“That is all one to me,” said Baloo, though he was hurt and grieved. “Tell Bagheera, then, the Master Words of the Jungle that I have taught thee this day.”
“Master Words for which people?” said Mowgli, delighted to show off. “The jungle has many tongues. I know them all.”
“A little thou knowest, but not much. See, O Bagheera, they never thank their teacher. Not one small wolfling has ever come back to thank old Baloo for his teachings. Say the word for the Hunting-People, then—great scholar.”
“We be of one blood, ye and I,” said Mowgli, giving the words the Bear accent which all the Hunting People use.
“Good. Now for the birds.”
Mowgli repeated, with the Kite’s whistle at the end of the sentence.
“Now for the Snake-People,” said Bagheera.
The answer was a perfectly indescribable hiss, and Mowgli kicked up his feet behind, clapped his hands together to applaud himself, and jumped on to Bagheera’s back, where he sat sideways, drumming with his heels on the glossy skin and making the worst faces he could think of at Baloo.
“There—there! That was worth a little bruise,” said the brown bear tenderly. “Some day thou wilt remember me.” Then he turned aside to tell Bagheera how he had begged the Master Words from Hathi the Wild Elephant, who knows all about these things, and how Hathi had taken Mowgli down to a pool to get the Snake Word from a water-snake, because Baloo could not pronounce it, and how Mowgli was now reasonably safe against all accidents in the jungle, because neither snake, bird, nor beast would hurt him.
“No one then is to be feared,” Baloo wound up, patting his big furry stomach with pride.
“Except his own tribe,” said Bagheera, under his breath; and then aloud to Mowgli, “Have a care for my ribs, Little Brother! What is all this dancing up and down?”

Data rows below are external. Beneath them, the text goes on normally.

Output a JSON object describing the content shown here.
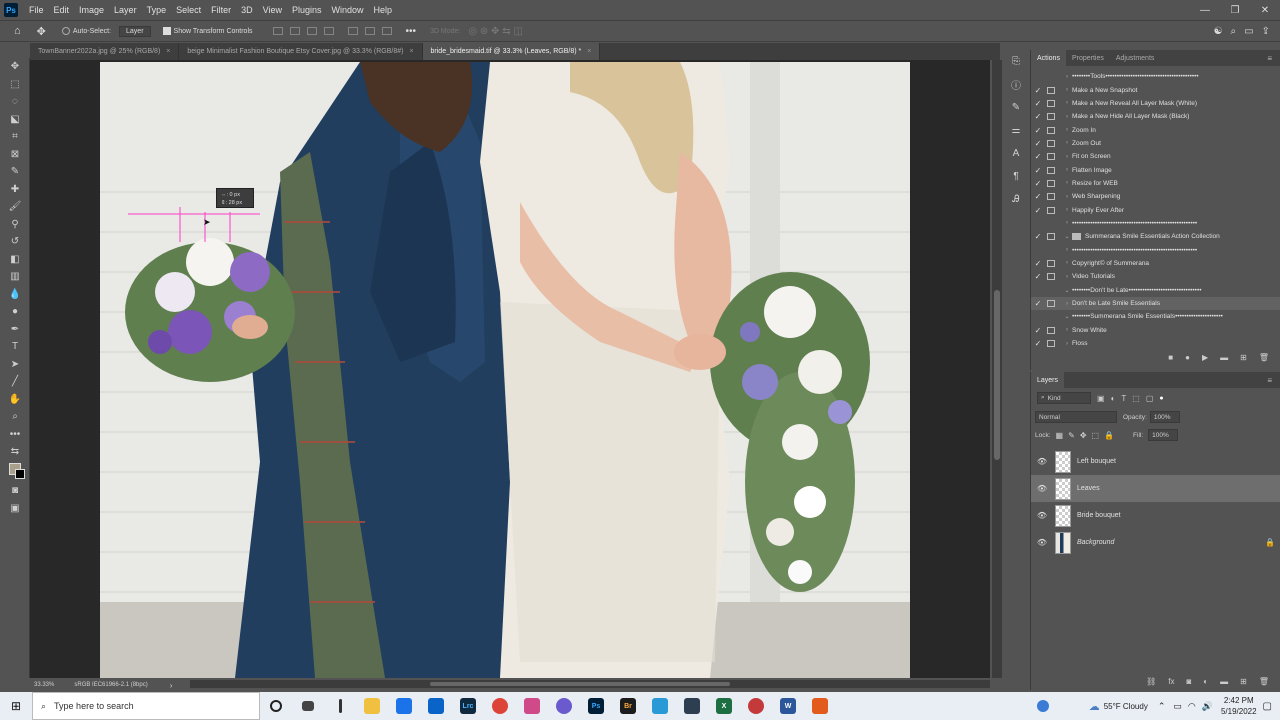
{
  "menubar": {
    "logo": "Ps",
    "items": [
      "File",
      "Edit",
      "Image",
      "Layer",
      "Type",
      "Select",
      "Filter",
      "3D",
      "View",
      "Plugins",
      "Window",
      "Help"
    ],
    "window_controls": [
      "—",
      "❐",
      "✕"
    ]
  },
  "options_bar": {
    "auto_select_label": "Auto-Select:",
    "auto_select_value": "Layer",
    "show_transform_label": "Show Transform Controls",
    "mode_3d_label": "3D Mode:"
  },
  "tabs": [
    {
      "label": "TownBanner2022a.jpg @ 25% (RGB/8)"
    },
    {
      "label": "beige Minimalist Fashion Boutique Etsy Cover.jpg @ 33.3% (RGB/8#)"
    },
    {
      "label": "bride_bridesmaid.tif @ 33.3% (Leaves, RGB/8) *"
    }
  ],
  "tooltip": {
    "line1": "⇔: 0 px",
    "line2": "⇕: 28 px"
  },
  "status": {
    "zoom": "33.33%",
    "profile": "sRGB IEC61966-2.1 (8bpc)"
  },
  "actions_panel": {
    "tabs": [
      "Actions",
      "Properties",
      "Adjustments"
    ],
    "rows": [
      {
        "label": "••••••••Tools•••••••••••••••••••••••••••••••••••••••••",
        "check": "",
        "dialog": false
      },
      {
        "label": "Make a New Snapshot",
        "check": "✓",
        "dialog": true
      },
      {
        "label": "Make a New Reveal All Layer Mask (White)",
        "check": "✓",
        "dialog": true
      },
      {
        "label": "Make a New Hide All Layer Mask (Black)",
        "check": "✓",
        "dialog": true
      },
      {
        "label": "Zoom In",
        "check": "✓",
        "dialog": true
      },
      {
        "label": "Zoom Out",
        "check": "✓",
        "dialog": true
      },
      {
        "label": "Fit on Screen",
        "check": "✓",
        "dialog": true
      },
      {
        "label": "Flatten Image",
        "check": "✓",
        "dialog": true
      },
      {
        "label": "Resize for WEB",
        "check": "✓",
        "dialog": true
      },
      {
        "label": "Web Sharpening",
        "check": "✓",
        "dialog": true
      },
      {
        "label": "Happily Ever After",
        "check": "✓",
        "dialog": true
      },
      {
        "label": "•••••••••••••••••••••••••••••••••••••••••••••••••••••••",
        "check": "",
        "dialog": false
      },
      {
        "label": "Summerana Smile Essentials Action Collection",
        "check": "✓",
        "dialog": true
      },
      {
        "label": "•••••••••••••••••••••••••••••••••••••••••••••••••••••••",
        "check": "",
        "dialog": false
      },
      {
        "label": "Copyright© of Summerana",
        "check": "✓",
        "dialog": true
      },
      {
        "label": "Video Tutorials",
        "check": "✓",
        "dialog": true
      },
      {
        "label": "••••••••Don't be Late••••••••••••••••••••••••••••••••",
        "check": "",
        "dialog": false
      },
      {
        "label": "Don't be Late Smile Essentials",
        "check": "✓",
        "dialog": true
      },
      {
        "label": "••••••••Summerana Smile Essentials•••••••••••••••••••••",
        "check": "",
        "dialog": false
      },
      {
        "label": "Snow White",
        "check": "✓",
        "dialog": true
      },
      {
        "label": "Floss",
        "check": "✓",
        "dialog": true
      }
    ]
  },
  "layers_panel": {
    "title": "Layers",
    "kind_label": "Kind",
    "blend_mode": "Normal",
    "opacity_label": "Opacity:",
    "opacity_value": "100%",
    "lock_label": "Lock:",
    "fill_label": "Fill:",
    "fill_value": "100%",
    "layers": [
      {
        "name": "Left bouquet",
        "selected": false
      },
      {
        "name": "Leaves",
        "selected": true
      },
      {
        "name": "Bride bouquet",
        "selected": false
      },
      {
        "name": "Background",
        "selected": false
      }
    ]
  },
  "taskbar": {
    "search_placeholder": "Type here to search",
    "weather": "55°F  Cloudy",
    "time": "2:42 PM",
    "date": "5/19/2022"
  }
}
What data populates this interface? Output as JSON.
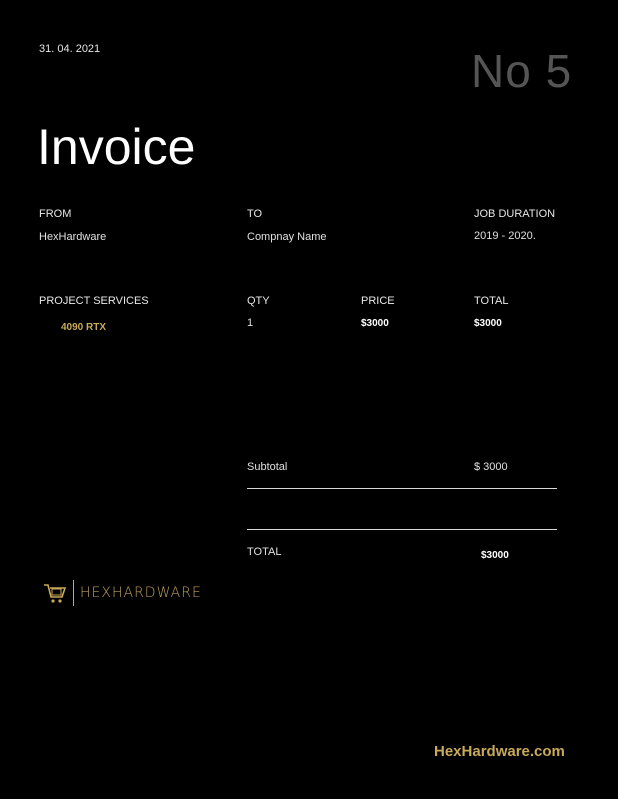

Mowgli had been trying to make himself heard by pulling at Bagheera’s shoulder fur and kicking hard. When the two listened to him he was shouting at the top of his voice, “And so I shall have a tribe of my own, and lead them through the branches all day long.”
“What is this new folly, little dreamer of dreams?” said Bagheera.
“Yes, and throw branches and dirt at old Baloo,” Mowgli went on. “They have promised me this. Ah!”
“Whoof!” Baloo’s big paw scooped Mowgli off Bagheera’s back, and as the boy lay between the big fore-paws he could see the Bear was angry.
“Mowgli,” said Baloo, “thou hast been talking with the Bandar-log—the Monkey People.”
Mowgli looked at Bagheera to see if the Panther was angry too, and Bagheera’s eyes were as hard as jade stones.
“Thou hast been with the Monkey People—the gray apes—the people without a law—the eaters of everything. That is great shame.”
“When Baloo hurt my head,” said Mowgli (he was still on his back), “I went away, and the gray apes came down from the trees and had pity on me. No one else cared.” He snuffled a little.